A dor e a mágoa chegam, entram sem nos pedir licença e ficam sem perguntar se a queremos como nossas companheiras silenciosas.
Não são exatamente iguais. A dor é afiada e corta por dentro. Ela nos rasga, ora parece que é feita de vidro moído, ora parece um punhal. Ela tem urgência de ser sentida. Sem cerimônia, como uma luz fria interrompe nosso sono ou nosso café da manhã. A mágoa é surda, não se importa com o que é dito para ela e fica persistindo como aquela ferida que não foi cuidada e o processo inflamatório se instalou. A mágoa não é urgente como a dor; é morna e tem paciência. Senta conosco na mesa do café da manhã, nos acompanha no banho, deita-se ao lado na cama e fica sem falar, sem reclamar. Ora ou outra lateja baixinho para que não a esqueçamos e a deixe ir embora.

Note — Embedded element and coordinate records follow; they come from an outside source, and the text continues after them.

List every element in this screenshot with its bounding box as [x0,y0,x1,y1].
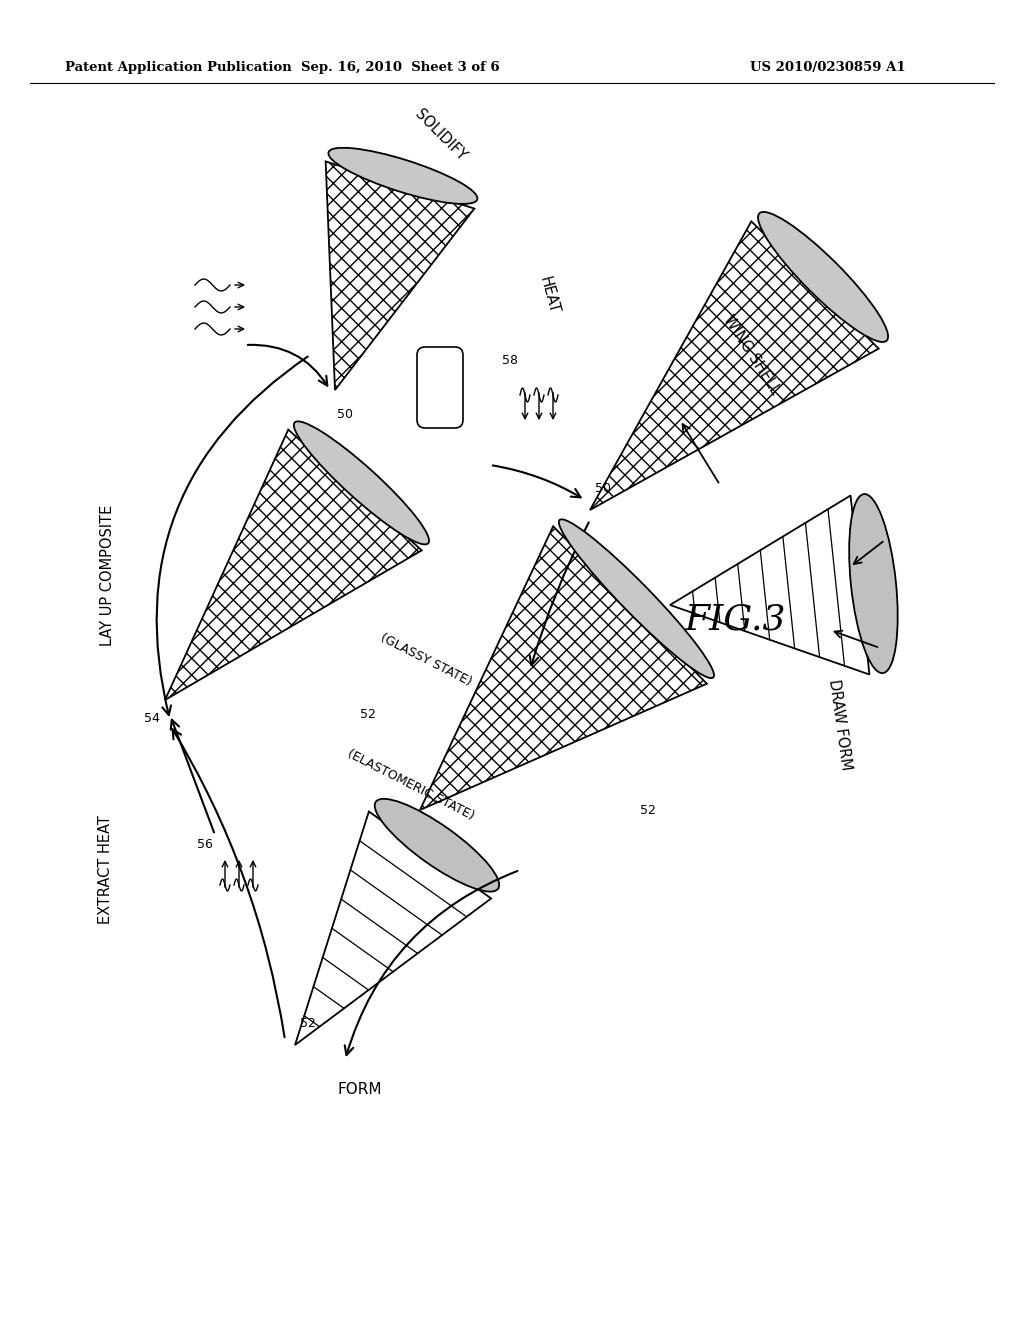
Text: WING SHELL: WING SHELL [721,313,783,397]
Text: 56: 56 [197,838,213,851]
Text: 52: 52 [300,1016,315,1030]
Text: HEAT: HEAT [537,275,561,315]
Text: 54: 54 [144,711,160,725]
Ellipse shape [559,519,714,678]
Text: 50: 50 [337,408,353,421]
Polygon shape [670,495,869,675]
Text: EXTRACT HEAT: EXTRACT HEAT [97,816,113,924]
Text: (GLASSY STATE): (GLASSY STATE) [378,631,474,689]
Ellipse shape [758,213,888,342]
Text: Sep. 16, 2010  Sheet 3 of 6: Sep. 16, 2010 Sheet 3 of 6 [301,61,500,74]
Ellipse shape [375,799,499,891]
Ellipse shape [294,421,429,544]
Ellipse shape [329,148,477,203]
Text: DRAW FORM: DRAW FORM [826,678,854,771]
Text: 52: 52 [640,804,656,817]
Polygon shape [420,527,707,810]
Text: FORM: FORM [338,1082,382,1097]
Text: 52: 52 [360,709,376,722]
Text: SOLIDIFY: SOLIDIFY [412,107,469,164]
Text: (ELASTOMERIC STATE): (ELASTOMERIC STATE) [345,747,476,822]
Text: LAY UP COMPOSITE: LAY UP COMPOSITE [100,504,116,645]
Text: 52: 52 [447,408,463,421]
Text: US 2010/0230859 A1: US 2010/0230859 A1 [750,61,905,74]
Ellipse shape [849,494,898,673]
Text: 58: 58 [502,354,518,367]
FancyBboxPatch shape [417,347,463,428]
Text: 50: 50 [595,482,611,495]
Polygon shape [165,429,422,700]
Polygon shape [326,161,474,389]
Text: 50: 50 [422,825,438,838]
Text: Patent Application Publication: Patent Application Publication [65,61,292,74]
Polygon shape [590,222,879,510]
Polygon shape [295,812,492,1045]
Text: FIG.3: FIG.3 [684,603,785,638]
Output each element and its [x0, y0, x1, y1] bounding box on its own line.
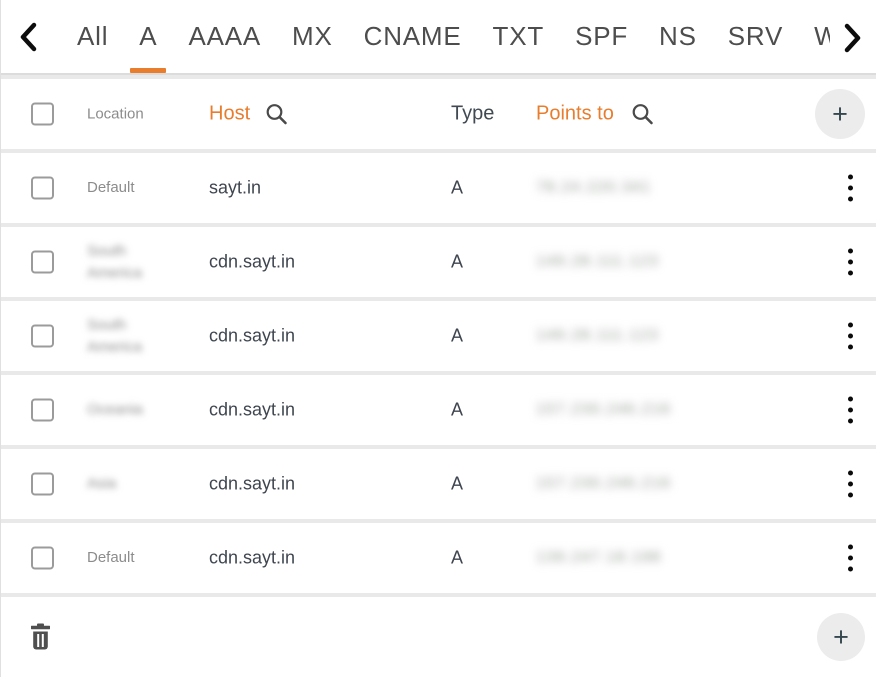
row-menu-kebab-icon[interactable]	[844, 467, 857, 502]
row-menu-kebab-icon[interactable]	[844, 319, 857, 354]
row-type: A	[451, 251, 464, 272]
row-type: A	[451, 547, 464, 568]
row-checkbox[interactable]	[31, 250, 54, 274]
row-location-redacted: South America	[87, 316, 143, 355]
select-all-checkbox[interactable]	[31, 102, 54, 126]
row-checkbox[interactable]	[31, 324, 54, 348]
tab-srv[interactable]: SRV	[727, 21, 784, 51]
column-header-points-group: Points to	[536, 102, 655, 127]
row-location: Default	[87, 549, 135, 567]
row-checkbox[interactable]	[31, 176, 54, 200]
row-host: sayt.in	[209, 177, 262, 198]
row-points-to-redacted: 149.28.111.123	[536, 253, 659, 270]
row-points-to-redacted: 149.28.111.123	[536, 327, 659, 344]
tab-spf[interactable]: SPF	[575, 21, 629, 51]
add-record-button-bottom[interactable]: +	[817, 613, 865, 661]
row-checkbox[interactable]	[31, 546, 54, 570]
tabs-scroll-left-button[interactable]	[7, 0, 51, 73]
table-row: South America cdn.sayt.in A 149.28.111.1…	[1, 227, 876, 297]
row-points-to-redacted: 139.247.18.198	[536, 549, 662, 566]
points-to-search-icon[interactable]	[630, 102, 655, 127]
row-type: A	[451, 399, 464, 420]
column-header-host[interactable]: Host	[209, 102, 251, 125]
delete-selected-button[interactable]	[30, 623, 51, 651]
row-menu-kebab-icon[interactable]	[844, 245, 857, 280]
table-footer: +	[1, 597, 876, 677]
row-points-to-redacted: 157.230.246.216	[536, 401, 672, 418]
host-search-icon[interactable]	[264, 102, 289, 127]
tab-aaaa[interactable]: AAAA	[188, 21, 262, 51]
table-header-row: Location Host Type Points to +	[1, 79, 876, 149]
row-menu-kebab-icon[interactable]	[844, 541, 857, 576]
row-host: cdn.sayt.in	[209, 473, 296, 494]
trash-icon	[30, 623, 51, 651]
record-type-tabs: All A AAAA MX CNAME TXT SPF NS SRV We	[77, 0, 876, 73]
tab-cname[interactable]: CNAME	[363, 21, 462, 51]
table-row: Default cdn.sayt.in A 139.247.18.198	[1, 523, 876, 593]
column-header-points-to[interactable]: Points to	[536, 102, 614, 125]
row-location-redacted: South America	[87, 242, 143, 281]
row-points-to-redacted: 157.230.246.216	[536, 475, 672, 492]
table-row: Oceania cdn.sayt.in A 157.230.246.216	[1, 375, 876, 445]
row-type: A	[451, 325, 464, 346]
row-type: A	[451, 473, 464, 494]
table-row: South America cdn.sayt.in A 149.28.111.1…	[1, 301, 876, 371]
column-header-location: Location	[87, 105, 144, 123]
row-host: cdn.sayt.in	[209, 325, 296, 346]
row-location-redacted: Asia	[87, 475, 117, 493]
row-type: A	[451, 177, 464, 198]
tab-txt[interactable]: TXT	[492, 21, 545, 51]
tab-ns[interactable]: NS	[659, 21, 697, 51]
row-points-to-redacted: 78.24.220.341	[536, 179, 652, 196]
column-header-type[interactable]: Type	[451, 102, 495, 125]
table-row: Default sayt.in A 78.24.220.341	[1, 153, 876, 223]
tab-mx[interactable]: MX	[292, 21, 333, 51]
row-host: cdn.sayt.in	[209, 547, 296, 568]
row-menu-kebab-icon[interactable]	[844, 393, 857, 428]
column-header-host-group: Host	[209, 102, 289, 127]
record-type-tabbar: All A AAAA MX CNAME TXT SPF NS SRV We	[1, 0, 876, 75]
row-location-redacted: Oceania	[87, 401, 143, 419]
table-row: Asia cdn.sayt.in A 157.230.246.216	[1, 449, 876, 519]
tab-a[interactable]: A	[139, 0, 157, 73]
tabs-scroll-right-button[interactable]	[830, 0, 874, 73]
row-checkbox[interactable]	[31, 398, 54, 422]
row-host: cdn.sayt.in	[209, 251, 296, 272]
add-record-button-top[interactable]: +	[815, 89, 865, 139]
row-location: Default	[87, 179, 135, 197]
row-checkbox[interactable]	[31, 472, 54, 496]
tab-all[interactable]: All	[77, 21, 109, 51]
chevron-right-icon	[841, 22, 863, 54]
chevron-left-icon	[18, 21, 40, 53]
row-host: cdn.sayt.in	[209, 399, 296, 420]
row-menu-kebab-icon[interactable]	[844, 171, 857, 206]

Algumas pessoas dizem que, nesses momentos, elas se confundem ao dançar juntas bem diante da nossa cara. Daí nós nos perguntamos: será esta pontada no peito a dor nova ou a mágoa antiga? Mas, será que isso importa?
No meu caso, não sei exatamente a resposta. Sei que as cores parecem distantes, como se tivesse uma película entre elas e meus olhos. Isso deforma e distorcer a paisagem de tudo o que antes me era familiar e íntimo. É como se o mundo tivesse perdido sua própria substância. O gosto das coisas parecem diferente e se dissolvem na língua. O canto dos pássaros soa distante. É como se a vida agora se resumisse a um eco e o ato de respirar tenha se tornado um esforço; como se o ar fosse pesado.
O pior de tudo é a dúvida que se instala, a pergunta que fica. Será que a alegria vai voltar a preencher meus dias? Será que eu ainda sei rir, sem que pareça uma traição a essa coisa que me machuca?
Imagine essa ideia louca: acreditar que amar novamente seja uma traição a dor e a mágoa de tudo que aconteceu um dia. Sabe… essas coisas povoam minha cabeça às vezes. Mas, cheguei a conclusão que, se somos capazes de sentir a dor e a mágoa, é por ainda sermos capazes de amar, pois ainda estamos vivos.
Isso deve ser o que mais importa.
Ah, e o tempo não apaga nada. Isso é uma grande mentira. Ele apenas passa. Cabe a nós, com o passar do tempo, aprender a carregar nossas memórias e a tratar as nossas cicatrizes não como marcas da fraqueza e sim da resistência.
Com o tempo, aprendemos que curar-se não é sinônimo de esquecer e descobrimos que nosso peito é maior do que pensávamos. Nele cabe muitas coisas, até mesmo a possibilidade de sentir a alegria de novo.
No fim, quiçá a cura seja isso: transformar dor em sabedoria; e mágoa, em uma forma de compaixão.